The evaluation of visual temporal resolution in the behaving mouse

Jumpei Mita1,2, Satoshi Yokota2,3, Syohei Ikuta1,2, Shingo Takizawa1,2, Takuma Arimura2, Yuichiro Nomura2, Daichi Uchida2, Akira Amano4, Kazuhiro Shimonomura5, Chieko Koike1,2,6
1:Grad. Sch Life Sci, Ritsumeikan Univ., Shiga, Japan
2:Lab Sys Neurosci Del Biol, Col Pharm Sci, Ritsumeikan Univ., Shiga, Japan
3:Research Organization of Sci and Technology, Ritsumeikan Univ., Shiga, Japan
4:Dept Bioinfo, Col of Life Sci, Ritsumeikan Univ., Shiga, Japan
5:Dept of Robotics, Col Sci and Eng, Ritsumeikan University, Shiga, Japan
6:PRESTO, Japan Science and Technology Agency, Saitama, Japan
Grant-in-Aid for Scientific Research (B), Industry to support private universities building up their foundations of strategic research

A fundamental principle of vertebrate visual system relies on the functional separation of neuronal signaling into the ON and OFF pathways that generate visual contrast.
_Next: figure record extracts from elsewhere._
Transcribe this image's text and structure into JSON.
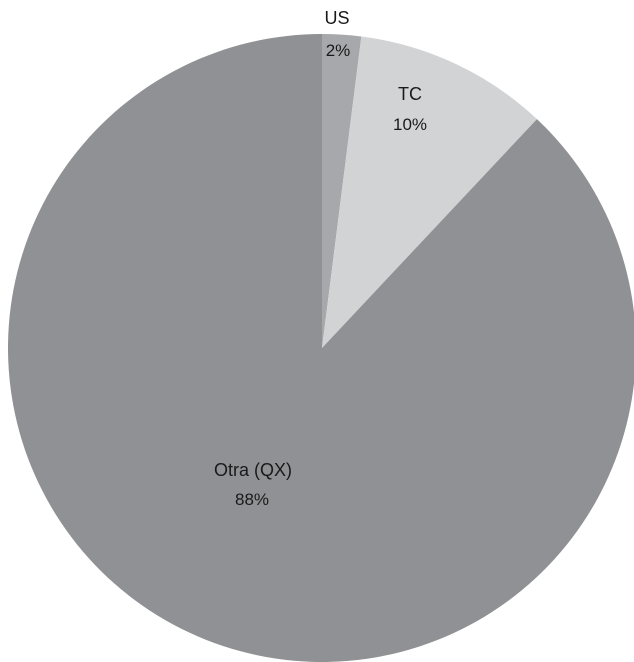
{
  "chart_data": {
    "type": "pie",
    "title": "",
    "start_angle_deg": 0,
    "direction": "clockwise",
    "slices": [
      {
        "label": "US",
        "value": 2,
        "value_label": "2%",
        "color": "#a7a8ab"
      },
      {
        "label": "TC",
        "value": 10,
        "value_label": "10%",
        "color": "#d2d3d5"
      },
      {
        "label": "Otra (QX)",
        "value": 88,
        "value_label": "88%",
        "color": "#909194"
      }
    ]
  }
}
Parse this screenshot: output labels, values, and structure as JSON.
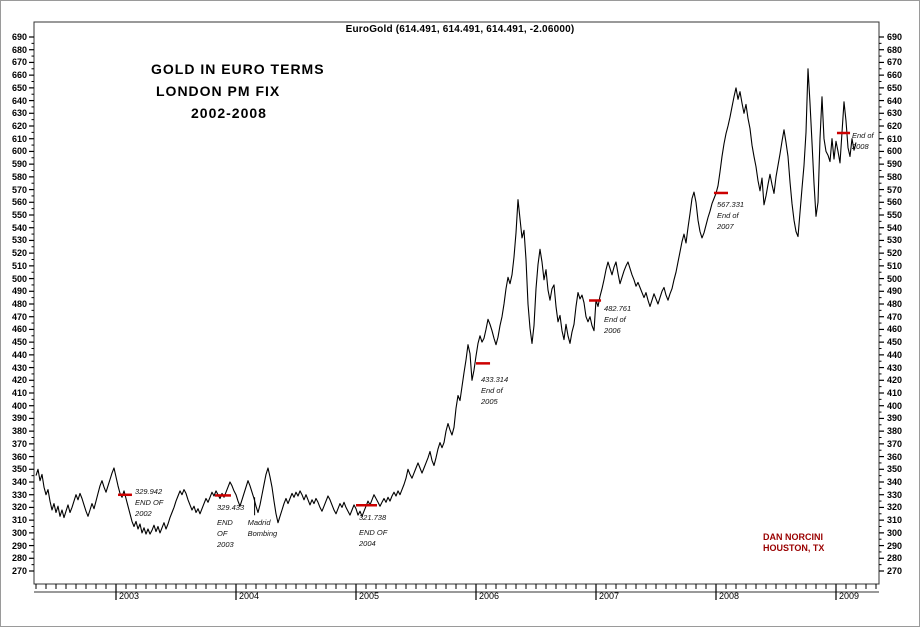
{
  "chart_data": {
    "type": "line",
    "title": "EuroGold (614.491, 614.491, 614.491, -2.06000)",
    "headline": [
      "GOLD IN EURO TERMS",
      "LONDON PM FIX",
      "2002-2008"
    ],
    "watermark": [
      "DAN NORCINI",
      "HOUSTON, TX"
    ],
    "colors": {
      "line": "#000000",
      "frame": "#333333",
      "annotation_tick": "#cc0000",
      "watermark": "#990000"
    },
    "y_axis": {
      "min": 270,
      "max": 690,
      "tick_step": 10,
      "minor_step": 5,
      "labels_both_sides": true
    },
    "x_axis": {
      "year_labels": [
        2003,
        2004,
        2005,
        2006,
        2007,
        2008,
        2009
      ],
      "minor_ticks": "monthly"
    },
    "grid": "off",
    "legend": "none",
    "series": {
      "name": "EuroGold London PM Fix",
      "t_start": 2002.3333,
      "dt": 0.0166667,
      "values": [
        345,
        350,
        341,
        346,
        336,
        330,
        334,
        325,
        318,
        323,
        316,
        321,
        313,
        318,
        312,
        317,
        322,
        316,
        320,
        325,
        330,
        326,
        331,
        327,
        322,
        317,
        313,
        318,
        323,
        319,
        325,
        331,
        337,
        341,
        336,
        332,
        337,
        342,
        347,
        351,
        344,
        337,
        331,
        328,
        333,
        327,
        321,
        315,
        309,
        305,
        309,
        303,
        307,
        300,
        304,
        299,
        303,
        299,
        302,
        306,
        301,
        305,
        300,
        304,
        308,
        303,
        307,
        312,
        316,
        320,
        325,
        329,
        333,
        330,
        334,
        331,
        326,
        322,
        318,
        321,
        316,
        319,
        315,
        319,
        323,
        327,
        324,
        328,
        332,
        329,
        333,
        330,
        327,
        331,
        328,
        332,
        336,
        340,
        337,
        333,
        330,
        325,
        321,
        326,
        331,
        336,
        341,
        337,
        332,
        327,
        321,
        316,
        322,
        330,
        338,
        346,
        351,
        344,
        336,
        325,
        315,
        308,
        313,
        318,
        323,
        327,
        323,
        327,
        331,
        328,
        332,
        329,
        333,
        330,
        326,
        330,
        326,
        322,
        326,
        323,
        327,
        324,
        320,
        317,
        321,
        325,
        329,
        326,
        322,
        318,
        315,
        319,
        323,
        320,
        324,
        320,
        317,
        314,
        318,
        322,
        319,
        314,
        317,
        313,
        317,
        321,
        325,
        322,
        326,
        330,
        327,
        324,
        321,
        324,
        327,
        324,
        328,
        325,
        329,
        332,
        329,
        333,
        330,
        334,
        338,
        343,
        350,
        346,
        343,
        347,
        351,
        355,
        351,
        347,
        351,
        355,
        359,
        364,
        357,
        353,
        359,
        366,
        371,
        367,
        371,
        380,
        386,
        381,
        377,
        383,
        398,
        408,
        404,
        415,
        426,
        436,
        448,
        441,
        420,
        428,
        439,
        449,
        455,
        450,
        453,
        460,
        468,
        464,
        459,
        453,
        448,
        454,
        463,
        470,
        480,
        492,
        501,
        496,
        503,
        517,
        536,
        562,
        547,
        532,
        538,
        515,
        480,
        461,
        449,
        463,
        492,
        511,
        523,
        513,
        499,
        507,
        491,
        483,
        492,
        495,
        478,
        466,
        471,
        459,
        452,
        464,
        455,
        449,
        458,
        464,
        478,
        489,
        484,
        487,
        481,
        470,
        466,
        470,
        463,
        459,
        483,
        478,
        486,
        492,
        499,
        507,
        513,
        508,
        503,
        509,
        513,
        504,
        496,
        501,
        506,
        510,
        513,
        508,
        503,
        499,
        494,
        497,
        493,
        489,
        485,
        489,
        483,
        478,
        483,
        488,
        484,
        480,
        485,
        490,
        493,
        487,
        483,
        488,
        492,
        499,
        505,
        513,
        521,
        529,
        535,
        528,
        540,
        551,
        563,
        568,
        560,
        546,
        537,
        532,
        536,
        542,
        548,
        553,
        559,
        563,
        567,
        573,
        584,
        596,
        606,
        614,
        620,
        627,
        635,
        643,
        650,
        641,
        647,
        638,
        630,
        637,
        626,
        618,
        605,
        596,
        588,
        577,
        569,
        579,
        558,
        565,
        574,
        582,
        574,
        567,
        580,
        589,
        598,
        608,
        617,
        607,
        596,
        576,
        559,
        546,
        537,
        533,
        552,
        571,
        589,
        615,
        665,
        638,
        607,
        575,
        549,
        560,
        610,
        643,
        610,
        600,
        597,
        592,
        610,
        594,
        608,
        600,
        591,
        615,
        639,
        624,
        603,
        596,
        610,
        601,
        607
      ]
    },
    "annotations": [
      {
        "id": "end-2002",
        "value": 329.942,
        "t1": 2003.017,
        "t2": 2003.133,
        "lines": [
          "329.942",
          "END OF",
          "2002"
        ],
        "label_offset": [
          17,
          -9
        ]
      },
      {
        "id": "end-2003",
        "value": 329.433,
        "t1": 2003.825,
        "t2": 2003.958,
        "lines": [
          "329.433",
          "END",
          "OF",
          "2003"
        ],
        "label_offset": [
          2,
          7
        ],
        "gap_after_first": true
      },
      {
        "id": "madrid-bombing",
        "type": "event",
        "t": 2004.155,
        "pointer_from_value": 328,
        "lines": [
          "Madrid",
          "Bombing"
        ]
      },
      {
        "id": "end-2004",
        "value": 321.738,
        "t1": 2005.0,
        "t2": 2005.175,
        "lines": [
          "321.738",
          "END OF",
          "2004"
        ],
        "label_offset": [
          3,
          7
        ],
        "gap_after_first": true
      },
      {
        "id": "end-2005",
        "value": 433.314,
        "t1": 2006.0,
        "t2": 2006.117,
        "lines": [
          "433.314",
          "End of",
          "2005"
        ],
        "label_offset": [
          5,
          11
        ]
      },
      {
        "id": "end-2006",
        "value": 482.761,
        "t1": 2006.942,
        "t2": 2007.042,
        "lines": [
          "482.761",
          "End of",
          "2006"
        ],
        "label_offset": [
          15,
          3
        ]
      },
      {
        "id": "end-2007",
        "value": 567.331,
        "t1": 2007.983,
        "t2": 2008.1,
        "lines": [
          "567.331",
          "End of",
          "2007"
        ],
        "label_offset": [
          3,
          6
        ]
      },
      {
        "id": "end-2008",
        "value": 614.491,
        "t1": 2009.008,
        "t2": 2009.117,
        "lines": [
          "End of",
          "2008"
        ],
        "label_offset": [
          15,
          -3
        ]
      }
    ]
  }
}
These two pathways originate in depolarizing ON bipolar cells and hyperpolarizing OFF bipolar cells.
Critical fusion frequency (CFF) is one of the useful ways to evaluate visual resolution based on functional separation of ON and OFF pathways. The flicker electroretinogram and visual evoked potential has been studied, however, the CFF threshold in the behaving mouse has not been studied.
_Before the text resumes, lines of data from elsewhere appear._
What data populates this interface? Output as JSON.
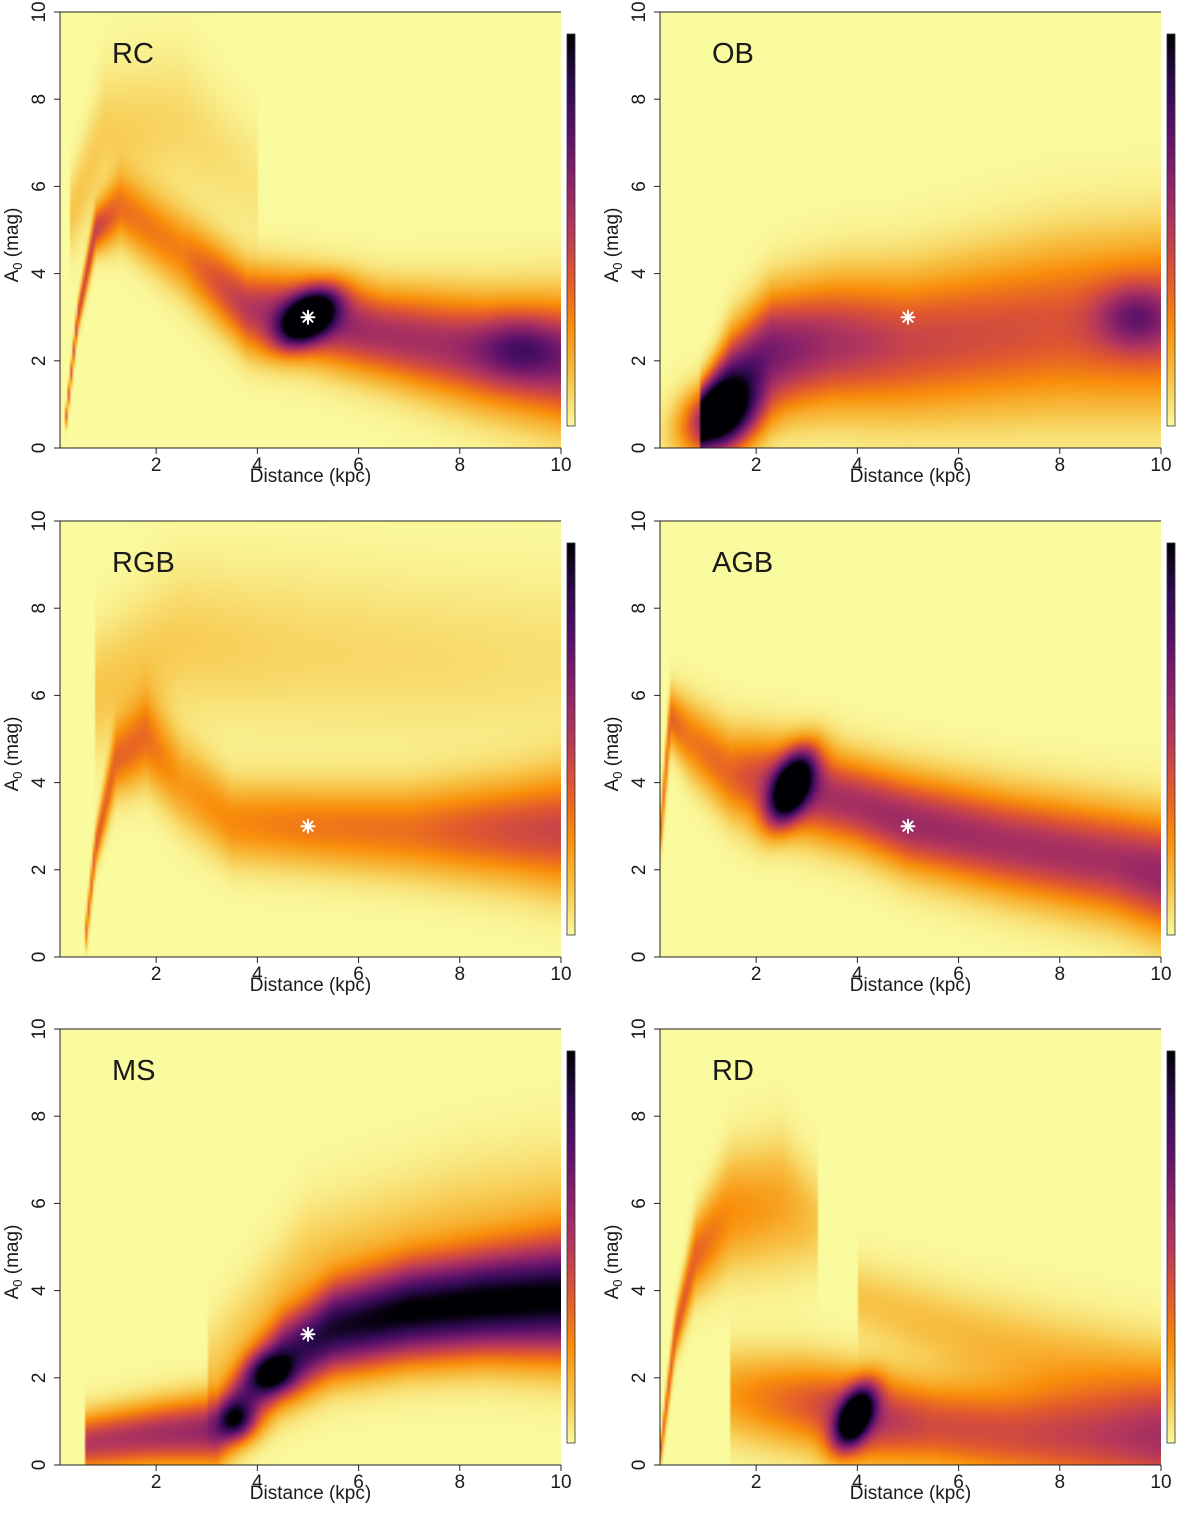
{
  "chart_data": [
    {
      "type": "heatmap",
      "label": "RC",
      "xlabel": "Distance (kpc)",
      "ylabel_main": "A",
      "ylabel_sub": "0",
      "ylabel_unit": " (mag)",
      "xlim": [
        0.1,
        10
      ],
      "ylim": [
        0,
        10
      ],
      "xticks": [
        2,
        4,
        6,
        8,
        10
      ],
      "yticks": [
        0,
        2,
        4,
        6,
        8,
        10
      ],
      "marker": {
        "x": 5,
        "y": 3,
        "symbol": "*",
        "color": "#ffffff"
      },
      "colormap": [
        "#fafa9e",
        "#f7c245",
        "#f98e0a",
        "#e2582e",
        "#b7385b",
        "#8a226a",
        "#5a1169",
        "#2d0a4f",
        "#000004"
      ],
      "ridges": [
        {
          "pts": [
            [
              0.2,
              0.5
            ],
            [
              0.45,
              3.0
            ],
            [
              0.8,
              5.0
            ],
            [
              1.3,
              5.5
            ],
            [
              2.5,
              4.5
            ],
            [
              3.8,
              3.2
            ],
            [
              5.0,
              3.0
            ],
            [
              6.5,
              2.6
            ],
            [
              8.5,
              2.2
            ],
            [
              10,
              2.0
            ]
          ],
          "w": [
            0.15,
            0.22,
            0.35,
            0.55,
            0.65,
            0.65,
            0.65,
            0.7,
            0.85,
            0.95
          ],
          "a": [
            0.35,
            0.45,
            0.45,
            0.3,
            0.28,
            0.5,
            0.6,
            0.55,
            0.55,
            0.6
          ]
        },
        {
          "pts": [
            [
              0.3,
              5.3
            ],
            [
              1.0,
              7.2
            ],
            [
              2.5,
              7.4
            ],
            [
              4.0,
              6.0
            ]
          ],
          "w": [
            0.6,
            1.0,
            1.1,
            0.9
          ],
          "a": [
            0.12,
            0.1,
            0.08,
            0.05
          ]
        }
      ],
      "spots": [
        {
          "x": 5.0,
          "y": 3.0,
          "sx": 0.3,
          "sy": 0.5,
          "a": 1.0,
          "rot": -0.7
        },
        {
          "x": 9.2,
          "y": 2.3,
          "sx": 0.6,
          "sy": 0.5,
          "a": 0.25,
          "rot": 0
        }
      ]
    },
    {
      "type": "heatmap",
      "label": "OB",
      "xlabel": "Distance (kpc)",
      "ylabel_main": "A",
      "ylabel_sub": "0",
      "ylabel_unit": " (mag)",
      "xlim": [
        0.1,
        10
      ],
      "ylim": [
        0,
        10
      ],
      "xticks": [
        2,
        4,
        6,
        8,
        10
      ],
      "yticks": [
        0,
        2,
        4,
        6,
        8,
        10
      ],
      "marker": {
        "x": 5,
        "y": 3,
        "symbol": "*",
        "color": "#ffffff"
      },
      "colormap": [
        "#fafa9e",
        "#f7c245",
        "#f98e0a",
        "#e2582e",
        "#b7385b",
        "#8a226a",
        "#5a1169",
        "#2d0a4f",
        "#000004"
      ],
      "ridges": [
        {
          "pts": [
            [
              0.9,
              0.6
            ],
            [
              1.5,
              1.4
            ],
            [
              2.3,
              2.2
            ],
            [
              3.5,
              2.4
            ],
            [
              5.0,
              2.4
            ],
            [
              6.5,
              2.6
            ],
            [
              8.0,
              2.8
            ],
            [
              10,
              2.9
            ]
          ],
          "w": [
            0.5,
            0.8,
            0.9,
            1.0,
            1.1,
            1.2,
            1.3,
            1.3
          ],
          "a": [
            0.8,
            0.78,
            0.68,
            0.55,
            0.45,
            0.42,
            0.4,
            0.45
          ]
        }
      ],
      "spots": [
        {
          "x": 1.3,
          "y": 0.7,
          "sx": 0.45,
          "sy": 0.6,
          "a": 0.8,
          "rot": -0.6
        },
        {
          "x": 9.5,
          "y": 3.0,
          "sx": 0.5,
          "sy": 0.5,
          "a": 0.3,
          "rot": 0
        }
      ]
    },
    {
      "type": "heatmap",
      "label": "RGB",
      "xlabel": "Distance (kpc)",
      "ylabel_main": "A",
      "ylabel_sub": "0",
      "ylabel_unit": " (mag)",
      "xlim": [
        0.1,
        10
      ],
      "ylim": [
        0,
        10
      ],
      "xticks": [
        2,
        4,
        6,
        8,
        10
      ],
      "yticks": [
        0,
        2,
        4,
        6,
        8,
        10
      ],
      "marker": {
        "x": 5,
        "y": 3,
        "symbol": "*",
        "color": "#ffffff"
      },
      "colormap": [
        "#fafa9e",
        "#f7c245",
        "#f98e0a",
        "#e2582e",
        "#b7385b",
        "#8a226a",
        "#5a1169",
        "#2d0a4f",
        "#000004"
      ],
      "ridges": [
        {
          "pts": [
            [
              0.6,
              0.4
            ],
            [
              0.8,
              2.5
            ],
            [
              1.2,
              4.5
            ],
            [
              1.8,
              5.0
            ],
            [
              2.5,
              4.0
            ],
            [
              3.5,
              3.1
            ],
            [
              5.0,
              3.0
            ],
            [
              7.0,
              2.9
            ],
            [
              9.0,
              2.9
            ],
            [
              10,
              2.9
            ]
          ],
          "w": [
            0.25,
            0.3,
            0.55,
            0.7,
            0.7,
            0.65,
            0.65,
            0.7,
            0.8,
            0.9
          ],
          "a": [
            0.32,
            0.38,
            0.32,
            0.3,
            0.22,
            0.26,
            0.3,
            0.32,
            0.42,
            0.45
          ]
        },
        {
          "pts": [
            [
              0.8,
              6.0
            ],
            [
              2.5,
              7.2
            ],
            [
              5.0,
              7.0
            ],
            [
              8.0,
              6.8
            ],
            [
              10,
              6.8
            ]
          ],
          "w": [
            1.0,
            1.2,
            1.3,
            1.3,
            1.3
          ],
          "a": [
            0.12,
            0.1,
            0.08,
            0.07,
            0.06
          ]
        }
      ],
      "spots": []
    },
    {
      "type": "heatmap",
      "label": "AGB",
      "xlabel": "Distance (kpc)",
      "ylabel_main": "A",
      "ylabel_sub": "0",
      "ylabel_unit": " (mag)",
      "xlim": [
        0.1,
        10
      ],
      "ylim": [
        0,
        10
      ],
      "xticks": [
        2,
        4,
        6,
        8,
        10
      ],
      "yticks": [
        0,
        2,
        4,
        6,
        8,
        10
      ],
      "marker": {
        "x": 5,
        "y": 3,
        "symbol": "*",
        "color": "#ffffff"
      },
      "colormap": [
        "#fafa9e",
        "#f7c245",
        "#f98e0a",
        "#e2582e",
        "#b7385b",
        "#8a226a",
        "#5a1169",
        "#2d0a4f",
        "#000004"
      ],
      "ridges": [
        {
          "pts": [
            [
              0.05,
              2.0
            ],
            [
              0.3,
              5.5
            ],
            [
              0.7,
              5.0
            ],
            [
              1.5,
              4.2
            ],
            [
              2.7,
              3.9
            ],
            [
              4.0,
              3.5
            ],
            [
              5.0,
              3.1
            ],
            [
              7.0,
              2.6
            ],
            [
              9.0,
              2.2
            ],
            [
              10,
              1.9
            ]
          ],
          "w": [
            0.3,
            0.45,
            0.6,
            0.7,
            0.7,
            0.7,
            0.75,
            0.8,
            0.85,
            0.9
          ],
          "a": [
            0.3,
            0.35,
            0.3,
            0.35,
            0.55,
            0.55,
            0.58,
            0.55,
            0.55,
            0.6
          ]
        }
      ],
      "spots": [
        {
          "x": 2.7,
          "y": 3.9,
          "sx": 0.25,
          "sy": 0.6,
          "a": 1.0,
          "rot": -0.35
        }
      ]
    },
    {
      "type": "heatmap",
      "label": "MS",
      "xlabel": "Distance (kpc)",
      "ylabel_main": "A",
      "ylabel_sub": "0",
      "ylabel_unit": " (mag)",
      "xlim": [
        0.1,
        10
      ],
      "ylim": [
        0,
        10
      ],
      "xticks": [
        2,
        4,
        6,
        8,
        10
      ],
      "yticks": [
        0,
        2,
        4,
        6,
        8,
        10
      ],
      "marker": {
        "x": 5,
        "y": 3,
        "symbol": "*",
        "color": "#ffffff"
      },
      "colormap": [
        "#fafa9e",
        "#f7c245",
        "#f98e0a",
        "#e2582e",
        "#b7385b",
        "#8a226a",
        "#5a1169",
        "#2d0a4f",
        "#000004"
      ],
      "ridges": [
        {
          "pts": [
            [
              0.6,
              0.5
            ],
            [
              2.0,
              0.7
            ],
            [
              3.2,
              0.8
            ],
            [
              3.8,
              1.6
            ],
            [
              4.5,
              2.4
            ],
            [
              5.5,
              3.1
            ],
            [
              7.0,
              3.5
            ],
            [
              8.5,
              3.7
            ],
            [
              10,
              3.8
            ]
          ],
          "w": [
            0.45,
            0.5,
            0.55,
            0.6,
            0.65,
            0.7,
            0.75,
            0.8,
            0.9
          ],
          "a": [
            0.5,
            0.55,
            0.6,
            0.68,
            0.8,
            0.9,
            0.98,
            1.0,
            0.98
          ]
        },
        {
          "pts": [
            [
              3.0,
              2.0
            ],
            [
              5.0,
              4.5
            ],
            [
              8.0,
              5.4
            ],
            [
              10,
              5.6
            ]
          ],
          "w": [
            0.8,
            1.0,
            1.1,
            1.2
          ],
          "a": [
            0.1,
            0.12,
            0.12,
            0.12
          ]
        }
      ],
      "spots": [
        {
          "x": 3.6,
          "y": 1.0,
          "sx": 0.25,
          "sy": 0.3,
          "a": 0.45,
          "rot": 0
        },
        {
          "x": 4.3,
          "y": 2.1,
          "sx": 0.3,
          "sy": 0.3,
          "a": 0.45,
          "rot": 0
        }
      ]
    },
    {
      "type": "heatmap",
      "label": "RD",
      "xlabel": "Distance (kpc)",
      "ylabel_main": "A",
      "ylabel_sub": "0",
      "ylabel_unit": " (mag)",
      "xlim": [
        0.1,
        10
      ],
      "ylim": [
        0,
        10
      ],
      "xticks": [
        2,
        4,
        6,
        8,
        10
      ],
      "yticks": [
        0,
        2,
        4,
        6,
        8,
        10
      ],
      "colormap": [
        "#fafa9e",
        "#f7c245",
        "#f98e0a",
        "#e2582e",
        "#b7385b",
        "#8a226a",
        "#5a1169",
        "#2d0a4f",
        "#000004"
      ],
      "ridges": [
        {
          "pts": [
            [
              0.1,
              0.2
            ],
            [
              0.4,
              3.0
            ],
            [
              0.8,
              4.8
            ],
            [
              1.5,
              5.8
            ],
            [
              2.5,
              6.0
            ],
            [
              3.2,
              5.6
            ]
          ],
          "w": [
            0.2,
            0.35,
            0.6,
            0.9,
            1.0,
            0.8
          ],
          "a": [
            0.35,
            0.38,
            0.35,
            0.25,
            0.2,
            0.12
          ]
        },
        {
          "pts": [
            [
              1.5,
              1.6
            ],
            [
              3.0,
              1.4
            ],
            [
              4.0,
              1.1
            ],
            [
              5.5,
              0.9
            ],
            [
              7.0,
              0.7
            ],
            [
              8.5,
              0.6
            ],
            [
              10,
              0.5
            ]
          ],
          "w": [
            0.7,
            0.7,
            0.7,
            0.7,
            0.75,
            0.8,
            0.85
          ],
          "a": [
            0.22,
            0.38,
            0.55,
            0.42,
            0.42,
            0.45,
            0.5
          ]
        },
        {
          "pts": [
            [
              4.0,
              3.8
            ],
            [
              6.0,
              3.0
            ],
            [
              8.0,
              2.3
            ],
            [
              10,
              1.8
            ]
          ],
          "w": [
            0.6,
            0.7,
            0.8,
            0.8
          ],
          "a": [
            0.12,
            0.14,
            0.16,
            0.18
          ]
        }
      ],
      "spots": [
        {
          "x": 3.95,
          "y": 1.1,
          "sx": 0.22,
          "sy": 0.5,
          "a": 1.0,
          "rot": -0.35
        }
      ]
    }
  ]
}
C57BL/6 mice responded to two stimuli by making nose poke toward a green (508nm) light emitting diode (LED) screen that was equipped with a touchscreen attachment for detecting responses. Mice were trained to distinguish stationary illumination (correct response) from flickering illumination (incorrect response). We continued to the task until mice could discriminate between correct and incorrect choice. Once mice recognized correct stimuli, we changed temporal frequency until mice could not discriminate flickering stimulation as stationary stimulation, which defined as CFF.
We established the method to evaluate temporal properties of mice of ON and OFF pathway-mediated vision. This behavioral assay of mouse model could contribute to development of diagnosis of human retinal disease.